The general process of concentration towards ever larger structures in agriculture (many LPGs then became a KAP ) also had an impact on the dairy industry. The previously independent dairy cooperative had to become a branch, in 1962 a collection point of the dairy cooperative of the city of Pasewalk. As a result, there was also no need to produce butter, which of course could be carried out far more effectively in large companies with larger, better technology. During this time, up to 13,000 liters of milk were accepted daily. The milk collection point gradually became a one-man operation, which later belonged to the LPG. The only thing that took place here was the collection and cooling of the LPG milk, the transport of which was made easier by a direct pipeline built in 1969 from the stable. At set times, water was first added, then milk, then water again (rubber balls in between) and an automatic switchover was carried out using suitable T-pieces.
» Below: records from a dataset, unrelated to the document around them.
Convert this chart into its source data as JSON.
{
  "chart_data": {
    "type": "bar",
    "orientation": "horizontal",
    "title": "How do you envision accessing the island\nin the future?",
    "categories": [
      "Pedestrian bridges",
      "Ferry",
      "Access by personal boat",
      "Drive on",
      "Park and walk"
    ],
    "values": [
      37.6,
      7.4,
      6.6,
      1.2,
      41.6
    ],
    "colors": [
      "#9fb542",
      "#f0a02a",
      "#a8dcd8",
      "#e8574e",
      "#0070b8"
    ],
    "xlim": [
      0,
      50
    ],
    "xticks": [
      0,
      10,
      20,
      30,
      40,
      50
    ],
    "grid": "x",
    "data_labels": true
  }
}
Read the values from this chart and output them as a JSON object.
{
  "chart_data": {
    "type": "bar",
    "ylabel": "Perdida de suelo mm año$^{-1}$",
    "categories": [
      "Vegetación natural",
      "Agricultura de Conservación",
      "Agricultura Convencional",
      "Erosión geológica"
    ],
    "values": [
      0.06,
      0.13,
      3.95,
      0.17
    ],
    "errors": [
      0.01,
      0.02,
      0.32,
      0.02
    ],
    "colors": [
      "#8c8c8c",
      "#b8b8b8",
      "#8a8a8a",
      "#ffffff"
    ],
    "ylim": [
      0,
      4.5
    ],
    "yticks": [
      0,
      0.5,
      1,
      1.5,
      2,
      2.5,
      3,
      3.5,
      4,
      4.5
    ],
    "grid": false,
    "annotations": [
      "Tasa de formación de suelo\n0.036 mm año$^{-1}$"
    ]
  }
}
At the collection point, the cooler, now only used for the raw milk, and an aluminum milk tank for 20,000 liters (which cost 30,000 marks at the time) became the most important equipment. The high pressure boiler was replaced by a low pressure boiler. The brick chimney was no longer necessary.

resolution

1988 was the last year of use of the pipeline, all milk was now collected directly from the stable by tanker. The political change in 1989 led to the dissolution of the LPG, the farmers got their brought back land and mostly leased it on. The dairy was now owned by the trust company , which then sold it; then the entire building was converted into a residential building. At least since the turn of the millennium there have been no more cows in the village. The Pasewalker dairy was also closed shortly after reunification, and there are only very few dairies in the entire state. The number of local milk suppliers is also constantly decreasing. The EC has its milk quotas and the price per liter that the dairies can pay the farmers is falling, while all other costs are rising. The reduced-fat skimmed milk or whey has meanwhile moved from cattle feed to a diet product and instead of milk bottles, milk is now mostly handled at ultra-high temperature and homogenized in disposable packaging.